Istio upgrade leads to duplicate listener error

We’re having issues upgrading from istio 1.4.3 to 1.6.5.

It seems like one gateway is being configured with the wrong port.

Logs/config can be found here: https://github.com/nais/istio-issue

The gateway: ingress-gateway-dev-adeo-no for some reason creates a listener on port 445 and 82,
which is actually configured for the gateway: ingress-gateway-dev-nav-no. It should have been configured with 443/80 (this can be seen here)

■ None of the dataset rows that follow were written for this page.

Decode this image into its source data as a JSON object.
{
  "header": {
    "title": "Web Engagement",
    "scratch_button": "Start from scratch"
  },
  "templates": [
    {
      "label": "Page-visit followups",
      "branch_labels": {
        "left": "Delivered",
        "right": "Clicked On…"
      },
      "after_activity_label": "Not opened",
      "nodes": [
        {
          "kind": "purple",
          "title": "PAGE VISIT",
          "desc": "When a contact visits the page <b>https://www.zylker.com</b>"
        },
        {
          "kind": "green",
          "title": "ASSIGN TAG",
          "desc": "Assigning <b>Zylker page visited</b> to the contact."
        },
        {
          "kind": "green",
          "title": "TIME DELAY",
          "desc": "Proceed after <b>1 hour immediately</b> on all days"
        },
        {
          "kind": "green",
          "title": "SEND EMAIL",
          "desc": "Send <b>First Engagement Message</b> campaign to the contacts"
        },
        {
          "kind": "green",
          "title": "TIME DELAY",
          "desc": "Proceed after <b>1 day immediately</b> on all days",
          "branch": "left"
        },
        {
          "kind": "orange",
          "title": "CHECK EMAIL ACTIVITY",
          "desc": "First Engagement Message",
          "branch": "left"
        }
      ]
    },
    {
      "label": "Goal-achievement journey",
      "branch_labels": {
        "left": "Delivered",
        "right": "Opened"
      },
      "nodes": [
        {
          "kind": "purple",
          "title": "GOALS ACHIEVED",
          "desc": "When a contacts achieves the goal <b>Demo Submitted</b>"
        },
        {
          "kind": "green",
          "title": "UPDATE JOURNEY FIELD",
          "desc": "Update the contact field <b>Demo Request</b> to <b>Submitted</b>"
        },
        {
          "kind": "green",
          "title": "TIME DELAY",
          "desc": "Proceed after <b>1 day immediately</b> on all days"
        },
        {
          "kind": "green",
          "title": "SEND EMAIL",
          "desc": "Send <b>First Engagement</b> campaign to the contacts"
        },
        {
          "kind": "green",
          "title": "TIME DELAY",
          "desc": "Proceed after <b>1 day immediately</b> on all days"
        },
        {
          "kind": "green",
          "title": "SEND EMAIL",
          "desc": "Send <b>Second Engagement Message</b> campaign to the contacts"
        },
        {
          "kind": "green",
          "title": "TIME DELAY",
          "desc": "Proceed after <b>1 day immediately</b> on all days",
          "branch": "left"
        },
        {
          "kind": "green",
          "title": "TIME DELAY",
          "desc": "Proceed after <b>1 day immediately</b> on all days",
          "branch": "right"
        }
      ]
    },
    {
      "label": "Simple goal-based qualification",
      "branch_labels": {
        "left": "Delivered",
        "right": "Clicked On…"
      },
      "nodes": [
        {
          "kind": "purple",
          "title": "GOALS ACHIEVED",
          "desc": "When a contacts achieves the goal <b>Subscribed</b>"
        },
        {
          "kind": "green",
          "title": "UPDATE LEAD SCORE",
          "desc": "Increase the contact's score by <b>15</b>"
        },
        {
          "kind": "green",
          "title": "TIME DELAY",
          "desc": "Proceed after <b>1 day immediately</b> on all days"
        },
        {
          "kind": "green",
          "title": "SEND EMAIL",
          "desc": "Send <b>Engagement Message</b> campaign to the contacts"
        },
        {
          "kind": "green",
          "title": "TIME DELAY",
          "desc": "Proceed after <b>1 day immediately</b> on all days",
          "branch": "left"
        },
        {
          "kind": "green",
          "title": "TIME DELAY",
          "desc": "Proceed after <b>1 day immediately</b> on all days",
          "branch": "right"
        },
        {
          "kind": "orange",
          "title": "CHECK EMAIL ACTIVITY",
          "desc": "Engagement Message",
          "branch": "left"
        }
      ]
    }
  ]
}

This gives the following error in istiod:

2020-08-04T11:31:23.888558Z     warn    ads     ADS:LDS: ACK ERROR router~10.6.82.38~istio-ingressgateway-6d559ffbf4-9xpw9.istio-system~istio-system.svc.cluster.local-2 Internal:Error adding/updating listener(s) 0.0.0.0_82: duplicate listener 0.0.0.0_82 found
0.0.0.0_445: duplicate listener 0.0.0.0_445 found

Any advice on troubleshooting this issue would be greatly appreciated.

1 Like

We found out the issue was due to multiple services listening on the same ports (80, 443) which made buildGatewayListeners mix them up. Getting rid of the warning below also resolved our issue.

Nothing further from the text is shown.